① 残高算定 | 期首を指定し、契約ごとの使用権資産・リース負債の期首残高を算定する |
② 対象判定 | 契約を「対象/対象外/要確認」に整理する。少額リースの認識免除など、人の判断で上書きした場合は 理由を記録する |
③ 税引前差額 | リース負債と使用権資産の差額を、契約別・全体で集計する |
④ 税効果 | リース負債から理論的な繰延税金資産、使用権資産から理論的な繰延税金負債を算定する |
⑤ 利益剰余金 | 税引前差額から純税効果を控除し、利益剰余金への調整額を算定する |
⑥ 移行仕訳 | 開始残高・税効果・利益剰余金を、移行仕訳として組成する |
重要なのは、②の「対象判定」と、そこで なぜ対象外としたのかという理由が残ることです。移行仕訳の金額だけでなく、 対象契約の網羅性や、対象外とした判断根拠も、監査上の重要な確認事項となります。
数値例で見る:使用権資産48百万円・リース負債46百万円のケース
税効果計算用税率を30.5%とした場合に、各数値がどうつながるかを追ってみます。
使用権資産 期首残高 | 48,000,000円 |
リース負債 期首残高 | 46,000,000円 |
税引前差額(負債−資産) | 46,000,000 − 48,000,000 = △2,000,000円 |
繰延税金資産(理論額) | 46,000,000 × 30.5% = 14,030,000円 |
繰延税金負債(理論額) | 48,000,000 × 30.5% = 14,640,000円 |
純税効果額 | 14,030,000 − 14,640,000 = △610,000円 |
利益剰余金 調整額 | △2,000,000 −(△610,000)= △1,390,000円(利益剰余金の増加) |
(借)使用権資産 48,000,000 / 繰延税金資産 14,030,000
(貸)リース負債 46,000,000 / 繰延税金負債 14,640,000 / 利益剰余金 1,390,000
このケースでは使用権資産がリース負債を200万円上回るため、税効果考慮後の調整額は 利益剰余金の増加(貸方)となります。逆にリース負債が上回る場合は、利益剰余金の減少(借方)です。 どちらに振れるかは契約構成によって変わるため、早めの試算が有効です。
計算だけでは決まらない項目を把握しておく
ここが実務上、見落とされやすいポイントです。計算で機械的に求められるのは 標準的な移行仕訳までであり、次の項目は会社側の判断・確認が必要です。

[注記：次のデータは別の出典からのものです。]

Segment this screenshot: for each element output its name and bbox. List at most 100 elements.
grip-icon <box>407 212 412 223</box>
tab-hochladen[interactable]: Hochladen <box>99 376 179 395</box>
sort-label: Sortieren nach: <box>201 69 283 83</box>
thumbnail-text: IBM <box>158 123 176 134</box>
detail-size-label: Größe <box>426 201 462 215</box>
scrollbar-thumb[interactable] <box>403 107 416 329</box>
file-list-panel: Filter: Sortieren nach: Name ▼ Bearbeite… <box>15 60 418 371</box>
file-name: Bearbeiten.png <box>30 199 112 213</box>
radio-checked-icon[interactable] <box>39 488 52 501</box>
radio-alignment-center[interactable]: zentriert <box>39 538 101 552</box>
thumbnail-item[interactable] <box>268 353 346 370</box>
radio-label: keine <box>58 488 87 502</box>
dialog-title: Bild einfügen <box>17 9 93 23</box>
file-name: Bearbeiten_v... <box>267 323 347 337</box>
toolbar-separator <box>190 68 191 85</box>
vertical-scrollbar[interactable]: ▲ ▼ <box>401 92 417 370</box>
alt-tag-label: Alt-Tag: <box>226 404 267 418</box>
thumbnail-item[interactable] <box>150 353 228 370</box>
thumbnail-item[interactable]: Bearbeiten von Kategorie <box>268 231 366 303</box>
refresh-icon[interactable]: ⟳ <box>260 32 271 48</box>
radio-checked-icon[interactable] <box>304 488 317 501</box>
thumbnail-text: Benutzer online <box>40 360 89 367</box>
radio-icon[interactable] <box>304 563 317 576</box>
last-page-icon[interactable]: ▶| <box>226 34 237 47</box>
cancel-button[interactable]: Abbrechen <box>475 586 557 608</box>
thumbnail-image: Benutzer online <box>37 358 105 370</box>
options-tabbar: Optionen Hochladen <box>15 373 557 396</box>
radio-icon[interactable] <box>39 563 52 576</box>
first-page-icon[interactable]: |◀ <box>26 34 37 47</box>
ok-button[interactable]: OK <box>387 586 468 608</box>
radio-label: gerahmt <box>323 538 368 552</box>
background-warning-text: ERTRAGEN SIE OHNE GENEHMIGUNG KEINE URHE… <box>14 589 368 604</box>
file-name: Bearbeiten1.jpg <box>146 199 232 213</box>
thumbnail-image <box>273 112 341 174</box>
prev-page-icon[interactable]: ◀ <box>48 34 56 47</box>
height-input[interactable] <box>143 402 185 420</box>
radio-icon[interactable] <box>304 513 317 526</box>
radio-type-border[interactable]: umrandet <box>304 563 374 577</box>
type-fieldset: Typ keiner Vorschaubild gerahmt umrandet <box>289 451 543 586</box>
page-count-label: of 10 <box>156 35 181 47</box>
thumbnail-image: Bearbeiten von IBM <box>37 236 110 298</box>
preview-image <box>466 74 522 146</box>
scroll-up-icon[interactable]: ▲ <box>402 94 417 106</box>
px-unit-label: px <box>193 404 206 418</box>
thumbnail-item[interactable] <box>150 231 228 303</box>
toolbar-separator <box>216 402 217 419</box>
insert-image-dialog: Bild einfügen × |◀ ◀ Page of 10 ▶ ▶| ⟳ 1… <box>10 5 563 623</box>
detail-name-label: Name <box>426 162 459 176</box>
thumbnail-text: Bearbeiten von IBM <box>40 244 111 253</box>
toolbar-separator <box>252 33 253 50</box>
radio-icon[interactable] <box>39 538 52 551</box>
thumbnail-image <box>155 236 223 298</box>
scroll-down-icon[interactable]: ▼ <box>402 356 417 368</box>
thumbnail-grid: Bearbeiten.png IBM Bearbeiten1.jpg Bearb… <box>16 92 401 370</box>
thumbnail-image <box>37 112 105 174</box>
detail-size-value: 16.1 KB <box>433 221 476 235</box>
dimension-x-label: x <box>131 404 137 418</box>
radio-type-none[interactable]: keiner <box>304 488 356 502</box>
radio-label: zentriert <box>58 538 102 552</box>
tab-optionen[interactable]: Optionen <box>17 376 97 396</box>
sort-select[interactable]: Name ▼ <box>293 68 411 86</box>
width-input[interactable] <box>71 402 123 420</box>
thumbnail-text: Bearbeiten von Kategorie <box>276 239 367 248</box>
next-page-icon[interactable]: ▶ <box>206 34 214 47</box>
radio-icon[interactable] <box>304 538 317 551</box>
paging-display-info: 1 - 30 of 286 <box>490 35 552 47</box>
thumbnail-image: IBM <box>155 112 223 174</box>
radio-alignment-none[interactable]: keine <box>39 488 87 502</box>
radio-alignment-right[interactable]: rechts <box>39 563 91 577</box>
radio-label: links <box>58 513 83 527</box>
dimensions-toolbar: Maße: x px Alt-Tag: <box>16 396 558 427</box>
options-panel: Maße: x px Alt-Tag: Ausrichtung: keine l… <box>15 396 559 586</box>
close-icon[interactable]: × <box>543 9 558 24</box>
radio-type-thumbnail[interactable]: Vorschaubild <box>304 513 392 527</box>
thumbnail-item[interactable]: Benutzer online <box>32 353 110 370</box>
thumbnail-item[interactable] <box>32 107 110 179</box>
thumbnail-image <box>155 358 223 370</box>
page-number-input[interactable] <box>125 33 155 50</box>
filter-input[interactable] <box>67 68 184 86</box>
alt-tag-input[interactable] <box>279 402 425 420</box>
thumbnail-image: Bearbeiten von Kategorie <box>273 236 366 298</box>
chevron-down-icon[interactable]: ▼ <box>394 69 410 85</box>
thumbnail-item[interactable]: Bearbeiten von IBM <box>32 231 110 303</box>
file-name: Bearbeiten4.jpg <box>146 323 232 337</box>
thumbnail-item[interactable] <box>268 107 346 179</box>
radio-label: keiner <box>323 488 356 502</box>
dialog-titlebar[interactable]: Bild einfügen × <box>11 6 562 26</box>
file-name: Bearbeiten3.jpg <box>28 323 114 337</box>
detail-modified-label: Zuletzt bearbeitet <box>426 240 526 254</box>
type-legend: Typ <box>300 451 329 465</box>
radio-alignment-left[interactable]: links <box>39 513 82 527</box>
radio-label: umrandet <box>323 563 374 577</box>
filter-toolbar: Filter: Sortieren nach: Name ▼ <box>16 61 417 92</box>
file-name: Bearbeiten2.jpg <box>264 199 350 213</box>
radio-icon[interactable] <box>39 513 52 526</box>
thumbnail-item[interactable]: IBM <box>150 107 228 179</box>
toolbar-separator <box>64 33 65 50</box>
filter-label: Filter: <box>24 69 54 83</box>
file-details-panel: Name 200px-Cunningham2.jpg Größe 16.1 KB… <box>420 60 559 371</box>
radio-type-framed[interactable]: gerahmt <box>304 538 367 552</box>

- 繰延税金資産の回収可能性:理論額をそのまま計上できるとは限らず、会社全体での判断が必要です
- 前払家賃・未払家賃・フリーレント等の既存BS残高:消去・振替が必要な場合があり、それに伴う税効果も生じます
- 期首時点までに認識すべき減損:減損の要否判定自体は、会社の減損会計に基づく判断です
- 認識免除・経過措置を適用する契約:少額リースや期首から12か月以内に終了するリース等は、対象外とした 理由の記録が必要です
- 初期直接費用の扱い:既存の長期前払費用がある場合、二重計上に注意が必要です
言い換えれば、移行対応では 「システムが計算する部分」「会社が会計方針として判断する部分」「監査人と確認する部分」を分けて整理することが重要です。すべてを自動で完結させようとすると、かえって根拠の説明が難しくなります。
システム比較で本当に聞くべき質問
ここまでを踏まえると、システム選定の場面で 「期首残高を入力できますか」と確認するだけでは不十分だとわかります。入力できること自体は、移行対応が完結することを意味しないためです。確認すべきなのは次の点です。
- どの経過措置を前提に、期首残高を算定する設計か
- 使用権資産は第123項(2)①・②のどちらの方法か。変更できるか
- 割引率は いつ時点の追加借入利子率を使う前提か
- 対象・対象外の判定と、その 判断理由を証跡として残せるか
- 税効果は「理論額」と「最終計上額」を分けて扱えるか
- 標準の移行仕訳に 含まれない個別調整は何か
これらに明確に答えられるかどうかが、移行後の決算・監査で「なぜこの残高なのか」を説明できるかどうかを分けます。
まとめ
- 期首残高は、どの契約条件・会計条件から算定された金額なのかを説明できる状態にしておく
- 金額は選択した経過措置と算定方法によって変わる。方針を先に決める
- 移行仕訳は残高だけでなく、税効果と利益剰余金までがワンセット
- 自動計算の範囲外(回収可能性・既存BS残高・減損・認識免除)を早めに切り分ける
- 対象外とした判断の理由を残すことが、監査対応では金額と同じくらい重要
適用初年度の期首残高は、移行対応のゴールではなくスタートです。移行後は、契約変更・再測定・減損・解約を反映しながら、毎期の残高を説明し続けることになります。その進め方は、使用権資産・リース負債の増減表(ロールフォワード)で整理しています。
※本記事は新リース会計基準に関する一般的な情報提供を目的としたものであり、個別の会計処理・税務処理を保証するものではありません。実際の適用にあたっては、監査人・税理士等の専門家にご確認ください。記載の条項番号は企業会計基準適用指針第33号によります。